Last time I checked Oprah Winfrey wasn’t my aunty and Beyonce wasn’t paying my bills so why such teenage-like adulation and hero-worship?
Such frenzy seems even more ludicrous when we are so harsh on our indigenous celebrities when international stars can do no wrong. It was only weeks ago the camps were well and truly split – excuse the pun – over Tiwa’s ripped denim shorts. In the blue corner we had those who defended the star and said, “If it is good enough for Beyonce, it is good enough for our Queen of Afrobeats”. In the red corner were those who tutted, huffed and puffed. Because, “Which kind mother shows her bum to the world?”, “She is forgetting her African culture.” The same people who critise Tiwa so savagely are often the same ones going gaga over the sight of Beyonce’s left bum cheek at Coachella!

Likewise for any Nigerian media mogul of Oprah’s generation, the inclination to find fault is ever-present. How many older celebrities do you see on the red carpet pictures from events on Nigerian gossip blogs, with anonymous comments under which read, “Aunty Such and Such, you’ve added weight o! You’re not looking fine again” or “Leave her jo! At her age she is still single. Is it her millions she go hug at night?”

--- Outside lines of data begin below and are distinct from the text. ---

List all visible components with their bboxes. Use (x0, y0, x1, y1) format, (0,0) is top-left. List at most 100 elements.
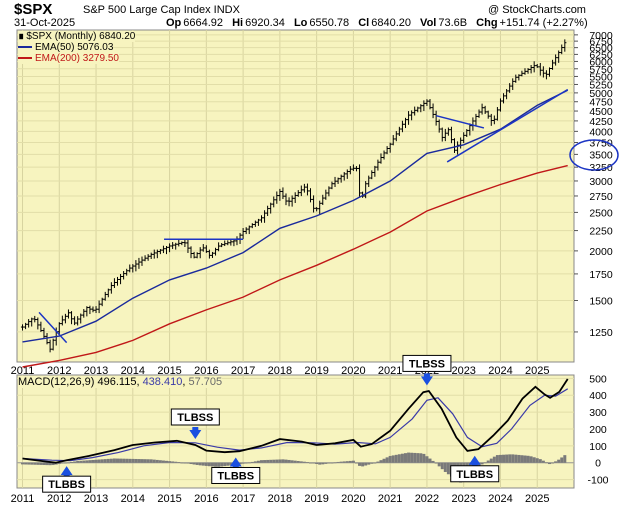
price-x-tick-label: 2021 (378, 365, 402, 377)
macd-x-tick-label: 2019 (304, 493, 328, 505)
legend-ema50-label: EMA(50) 5076.03 (35, 42, 114, 53)
price-y-tick-label: 5500 (589, 71, 613, 83)
macd-histogram-bar (140, 459, 144, 463)
macd-histogram-bar (226, 462, 230, 466)
macd-histogram-bar (247, 462, 251, 464)
price-y-tick-label: 4250 (589, 116, 613, 128)
macd-histogram-bar (275, 459, 279, 463)
macd-histogram-bar (495, 455, 499, 463)
macd-x-tick-label: 2020 (341, 493, 365, 505)
macd-histogram-bar (76, 461, 80, 463)
macd-histogram-bar (88, 460, 92, 463)
ohlc-readout: Op 6664.92 Hi 6920.34 Lo 6550.78 Cl 6840.20 … (160, 17, 588, 29)
macd-histogram-bar (27, 462, 31, 465)
macd-histogram-bar (131, 458, 135, 463)
price-y-tick-label: 2250 (589, 226, 613, 238)
macd-histogram-bar (400, 453, 404, 463)
macd-histogram-bar (155, 459, 159, 463)
macd-x-tick-label: 2012 (47, 493, 71, 505)
price-y-tick-label: 6250 (589, 49, 613, 61)
annotation-up-arrow (229, 457, 242, 470)
macd-histogram-bar (263, 460, 267, 463)
price-y-tick-label: 3250 (589, 162, 613, 174)
macd-histogram-bar (45, 462, 49, 466)
macd-histogram-bar (299, 461, 303, 463)
macd-histogram-bar (376, 461, 380, 463)
macd-x-tick-label: 2018 (268, 493, 292, 505)
macd-histogram-bar (379, 460, 383, 463)
price-y-tick-label: 2000 (589, 246, 613, 258)
macd-histogram-bar (358, 462, 362, 466)
macd-histogram-bar (532, 457, 536, 463)
macd-histogram-bar (122, 458, 126, 463)
price-y-tick-label: 5750 (589, 64, 613, 76)
macd-x-tick-label: 2021 (378, 493, 402, 505)
annotation-up-arrow (60, 466, 73, 479)
macd-histogram-bar (229, 462, 233, 466)
legend-macd-value: 496.115 (97, 376, 137, 388)
macd-histogram-bar (168, 461, 172, 463)
macd-histogram-bar (204, 462, 208, 466)
macd-histogram-bar (477, 462, 481, 468)
macd-histogram-bar (30, 462, 34, 465)
annotation-box (211, 466, 261, 484)
macd-histogram-bar (180, 462, 184, 464)
symbol-title: $SPX (14, 1, 53, 18)
macd-histogram-bar (342, 461, 346, 463)
macd-histogram-bar (259, 460, 263, 463)
macd-histogram-bar (119, 458, 123, 463)
price-x-tick-label: 2018 (268, 365, 292, 377)
annotation-up: TLBBS (42, 466, 92, 493)
macd-histogram-bar (382, 458, 386, 463)
macd-histogram-bar (70, 462, 74, 463)
price-y-tick-label: 7000 (589, 30, 613, 42)
macd-x-tick-label: 2025 (525, 493, 549, 505)
macd-histogram-bar (312, 462, 316, 464)
macd-histogram-bar (281, 459, 285, 463)
macd-histogram-bar (290, 460, 294, 463)
price-x-tick-label: 2020 (341, 365, 365, 377)
macd-histogram-bar (115, 458, 119, 463)
macd-histogram-bar (201, 462, 205, 466)
macd-histogram-bar (364, 462, 368, 466)
macd-histogram-bar (407, 452, 411, 463)
macd-histogram-bar (370, 462, 374, 464)
macd-histogram-bar (394, 454, 398, 463)
macd-histogram-bar (54, 462, 58, 465)
macd-histogram-bar (238, 462, 242, 465)
open-value: 6664.92 (183, 17, 224, 29)
macd-histogram-bar (425, 456, 429, 463)
macd-histogram-bar (33, 462, 37, 465)
macd-histogram-bar (189, 462, 193, 465)
macd-histogram-bar (354, 462, 358, 464)
price-y-tick-label: 6500 (589, 43, 613, 55)
annotation-box (42, 475, 92, 493)
macd-histogram-bar (413, 452, 417, 463)
annotation-label: TLBBS (456, 469, 493, 481)
macd-x-tick-label: 2015 (157, 493, 181, 505)
macd-histogram-bar (192, 462, 196, 465)
change-value: +151.74 (+2.27%) (499, 17, 588, 29)
price-y-tick-label: 4500 (589, 106, 613, 118)
macd-histogram-bar (373, 462, 377, 464)
price-x-tick-label: 2013 (84, 365, 108, 377)
macd-histogram-bar (161, 460, 165, 463)
macd-histogram-bar (330, 462, 334, 464)
macd-histogram-bar (210, 462, 214, 467)
macd-histogram-bar (324, 462, 328, 464)
macd-histogram-bar (128, 458, 132, 463)
macd-histogram-bar (535, 458, 539, 463)
price-y-tick-label: 2500 (589, 207, 613, 219)
macd-histogram-bar (419, 453, 423, 463)
open-label: Op (166, 17, 182, 29)
macd-histogram-bar (544, 462, 548, 464)
close-value: 6840.20 (371, 17, 411, 29)
macd-histogram-bar (79, 460, 83, 463)
macd-histogram-bar (66, 462, 70, 464)
price-x-tick-label: 2017 (231, 365, 255, 377)
macd-histogram-bar (551, 462, 555, 464)
macd-y-tick-label: -100 (587, 475, 608, 487)
macd-histogram-bar (336, 461, 340, 463)
macd-histogram-bar (517, 454, 521, 463)
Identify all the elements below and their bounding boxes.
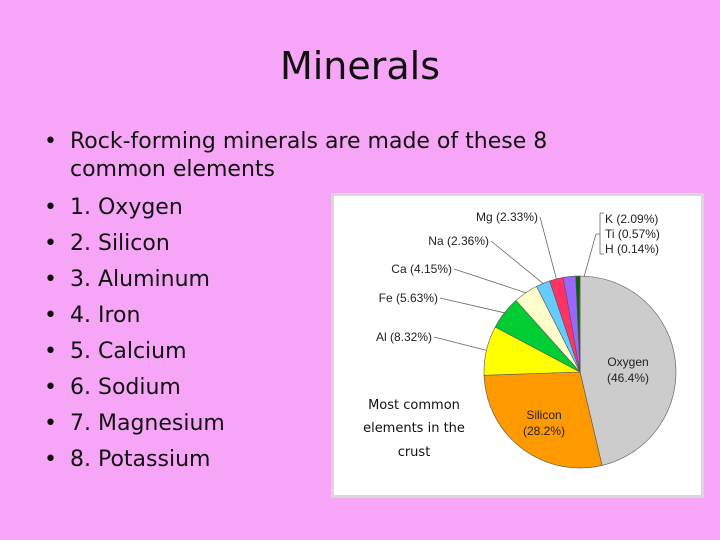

As for the private lives of the stars, the same dichotomy applies. When Beyonce was at the verge of a divorce a few years ago, many of us were shedding tears, owning her pain as theirs, wishing to drop kick Jay Z Solange style. Pray tell, did we feel the same pain over the break down of Toke Makinwa’s marriage. I doubt. In fact, the running commentary I remember mostly was, “Shebi this is what happens when you leave your husband unattended to show face on every red carpet?”

Can we perhaps curb our endless adulation of international stars or even just temper it with commensurate compassion for our own? And please, next time you want to post a picture of Aunty Oprah and gush about her greatness, ask yourself: Has she made a difference to your life by appearing on a magazine cover or the red carpet? Is she your aunty? Your fairy godmother? Is she paying your bills? If the answer to any or all of the above is no, remind yourself it is just as fine to enjoy her greatness in private. You can always set her cover as your mobile screen saver.